Introduction | Radiation Force Balances | Measurement | Additional Information | Further Reading

Other measurement methods

Although the radiation force method has been described in depth there are several more cost-effective methods available that can give a user an indication of the output of a transducer with varying levels of accuracy.

Power meter response

Power meter

The power meter, developed at NPL, utilises the pyro-electric effect of a thin layer of piezo-electric polymer membrane such as polyvinylidene fluoride (pvdf) to determine the acoustic output power.The membrane is backed with a polymeric material which is highly absorbing to ultrasound. Ultrasonic energy absorbed by the backing material generates a rapid temperature rise when the transducer is first switched on, leading to a pyro-electric voltage across electrodes of the pvdf film.

The initial peak in the voltage generated when the transducer is switched on is proportional to power applied. This method has been developed initially for the therapy level measurement but has potential for use for a wider range of ultrasound applications from diagnostic through to HIFU. Studies into the potential of this technique are ongoing at NPL.

Calorimetry

Calorimetry

Calorimetry is the science of measuring heat in either a chemical reaction or a physically changing system. When a transducer is energised an amount of energy will be deposited in the water from the ultrasound wave and from self-heating of the transducer itself. The resultant temperature rise in the water can be an indicator as to the level of acoustic power emitted.

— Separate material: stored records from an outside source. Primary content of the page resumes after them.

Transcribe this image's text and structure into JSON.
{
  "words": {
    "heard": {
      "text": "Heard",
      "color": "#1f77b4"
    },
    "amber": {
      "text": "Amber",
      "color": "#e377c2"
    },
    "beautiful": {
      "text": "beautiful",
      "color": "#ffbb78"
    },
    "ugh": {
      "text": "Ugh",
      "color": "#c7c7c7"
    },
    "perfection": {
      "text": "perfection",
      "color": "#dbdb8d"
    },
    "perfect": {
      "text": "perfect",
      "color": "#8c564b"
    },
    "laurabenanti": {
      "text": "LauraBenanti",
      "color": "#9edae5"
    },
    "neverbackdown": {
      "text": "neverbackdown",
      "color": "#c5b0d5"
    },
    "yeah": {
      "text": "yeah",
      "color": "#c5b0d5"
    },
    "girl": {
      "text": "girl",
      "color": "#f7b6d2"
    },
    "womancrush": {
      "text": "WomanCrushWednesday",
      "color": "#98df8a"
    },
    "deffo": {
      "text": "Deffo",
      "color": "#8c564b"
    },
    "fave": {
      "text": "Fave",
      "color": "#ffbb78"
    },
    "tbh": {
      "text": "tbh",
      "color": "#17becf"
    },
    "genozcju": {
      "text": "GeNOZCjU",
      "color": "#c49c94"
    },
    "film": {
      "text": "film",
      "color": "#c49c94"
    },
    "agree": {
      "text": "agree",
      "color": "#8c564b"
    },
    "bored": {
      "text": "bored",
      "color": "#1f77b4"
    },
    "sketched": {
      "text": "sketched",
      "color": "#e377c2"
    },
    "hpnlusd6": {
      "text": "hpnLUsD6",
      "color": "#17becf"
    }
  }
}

A simple method, devised by Dr. Stephen Pye at Western General Hospital, Edinburgh, compares the temperature in beakers of water with nominally the same volume. A standard measurement procedure is followed where the transducer is insonated for a fixed period, for example 60 seconds, and at a fixed intensity, typically 1.0-1.5 W cm². At the end of the insonation period the treatment head is removed and a digital thermometer is used to measure the difference in temperature between the water in the two containers. The temperature difference is noted, and used as a test of consistency at that output setting. Temperature differences are in the range 1.5-4.0 °C and, typically, the reproducibility of the test is better than ±10%.

Note: this method does not measure power but can be applied as a consistency check for transducers.

EMS budget indicator

EMS budget indicator

The budget indicator operates using a vain that deflects a distance proportional to the force applied to it. The indicator is supplied with a graduated scale on the side which is labelled in units of Watts or Watts per square cm. For the purpose of using as a monitor, the units should be disregarded and results recorded just as a number. Close attention should be paid to the instructions supplied with the unit, especially in terms of positioning the treatment head, degassing the water and filling the balance to let the absorbers soak for several minutes before use. The most satisfactory results are obtained with large treatment heads running at frequencies of 3 MHz and above. These can generate sufficient power to produce a large vane deflection without inducing significant cavitation in the water. When the balance has been prepared and set up for use, the lowest frequency heads should be tested first before the water begins to absorb appreciable amounts of gas from the atmosphere. The velocity of sound in water (and the force exerted on the balance target) varies by approximately 0.2% °C^-1: water temperatures in the range 15 - 25° C are thus quite acceptable. Each treatment frequency needs to be tested separately, and the reading on the balance at a fixed CW output power should be noted. (Appropriate settings may be 0.5 or 1.0 W cm^-2 for large treatment heads, and 1.5 to 2.0 W cm^-2 for small treatment heads.) Any variation in the reading for a particular head of more than ± 20-25% should trigger the user to request a more detailed calibration so as to establish whether a fault is present.

References:

• Pye, SD and Milford, C (1994). The performance of ultrasound therapy machines in Lothian region, 1992. Ultrasound in Medicine and Biology, 20, 4, 347-359.